1 | Wasatch Water for the 21st Century on the Uinta-Wasatch-Cache…

Treasured Landscapes, Unforgettable Experiences

Wasatch Water for the 21st Century on the Uinta-Wasatch-Cache National Forest

On the Wasatch Front, the NFF is working with communities to support clean water and recreation opportunities for the Salt Lake City region.

Truly a backyard forest for the greater Salt Lake City, the Uinita-Wasatch-Cache (UWC) National Forest offers an escape for everyone. Skiers flock to the forest for world-renowned powder, while drivers cruise the roads on one of seven scenic byways. Hikers explore countless miles of trails through rugged mountains and nine wilderness areas.

Encompassing 85 percent of Salt Lake City’s watershed, the Wasatch Mountains contains diverse landscapes: high mountain lakes, Aspen forests, mountain shrub lands, wet meadows, and more. Keeping that water clean and the ecosystem healthy is a priority for our work on the Forest.
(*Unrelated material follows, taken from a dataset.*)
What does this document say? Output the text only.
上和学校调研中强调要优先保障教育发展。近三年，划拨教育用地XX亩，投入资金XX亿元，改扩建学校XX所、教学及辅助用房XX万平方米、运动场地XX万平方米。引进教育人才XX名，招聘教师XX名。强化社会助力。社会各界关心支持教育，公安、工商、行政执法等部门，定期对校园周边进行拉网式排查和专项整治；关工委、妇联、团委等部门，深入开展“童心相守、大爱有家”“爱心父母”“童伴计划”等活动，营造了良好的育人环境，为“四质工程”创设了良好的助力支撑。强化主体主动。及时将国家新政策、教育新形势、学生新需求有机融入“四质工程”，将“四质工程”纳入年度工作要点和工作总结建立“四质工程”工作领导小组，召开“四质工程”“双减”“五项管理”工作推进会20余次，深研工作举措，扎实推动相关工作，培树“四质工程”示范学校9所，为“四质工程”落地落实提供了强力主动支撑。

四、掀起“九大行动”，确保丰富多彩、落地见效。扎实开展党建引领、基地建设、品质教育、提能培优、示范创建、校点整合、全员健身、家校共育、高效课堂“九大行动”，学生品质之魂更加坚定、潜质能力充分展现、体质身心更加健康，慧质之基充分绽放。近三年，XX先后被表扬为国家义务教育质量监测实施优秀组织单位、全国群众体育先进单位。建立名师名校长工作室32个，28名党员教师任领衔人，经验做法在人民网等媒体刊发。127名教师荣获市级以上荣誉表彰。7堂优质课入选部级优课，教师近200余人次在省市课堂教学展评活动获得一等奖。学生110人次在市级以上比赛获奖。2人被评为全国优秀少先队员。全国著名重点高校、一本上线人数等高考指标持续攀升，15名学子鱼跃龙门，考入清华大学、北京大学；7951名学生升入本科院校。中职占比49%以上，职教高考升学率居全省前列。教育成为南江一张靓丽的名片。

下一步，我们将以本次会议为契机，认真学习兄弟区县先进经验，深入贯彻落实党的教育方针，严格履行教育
The UWC serves a unique dual role as the “culinary watershed” for more than half-million residents in Salt Lake City and surrounding communities as well as a backyard playground for visitors and residents. As the population of the Salt Lake valley grows, demand for both water and recreation in the canyons along the Wasatch Front will increase. These watersheds are vulnerable to impacts from growing recreation use, climate change, invasive species, and more.

Our efforts on the UWC focus on improving the water quality in Big and Little Cottonwood and Mill Creek Canyons in Salt Lake City’s backyard. Currently non-native fish in Mill Creek are preventing the return of healthy populations of native fish. To help bring the return of Bonneville cutthroat trout, mountain sucker and longnose dace, we’ll replace small, aging culverts with new fish passage structures.

Throughout the project area, invasive weeds are negatively impacting wildlife habitat and water quality. Using best management techniques, we will treat invasive species and control an early invasion of yellow star thistle.

Existing trails in the canyons need repairing because they are producing high amounts of sediment into waterways. User-created trails are also causing water quality concerns. We will improve trail access and remove user created trails as well as rebuild a boardwalk through a heavily used wetland. In Little Cottonwood Canyon, we have demolished the Grit Mill structure to prepare the area for rock climbing trails.

We are also facilitating the Wasatch Legacy Project to ensure both diverse, a major collaborative effort working to ensure that the UWC continues to provide both exceptional recreation opportunities and clean, pure water for residents and visitors alike.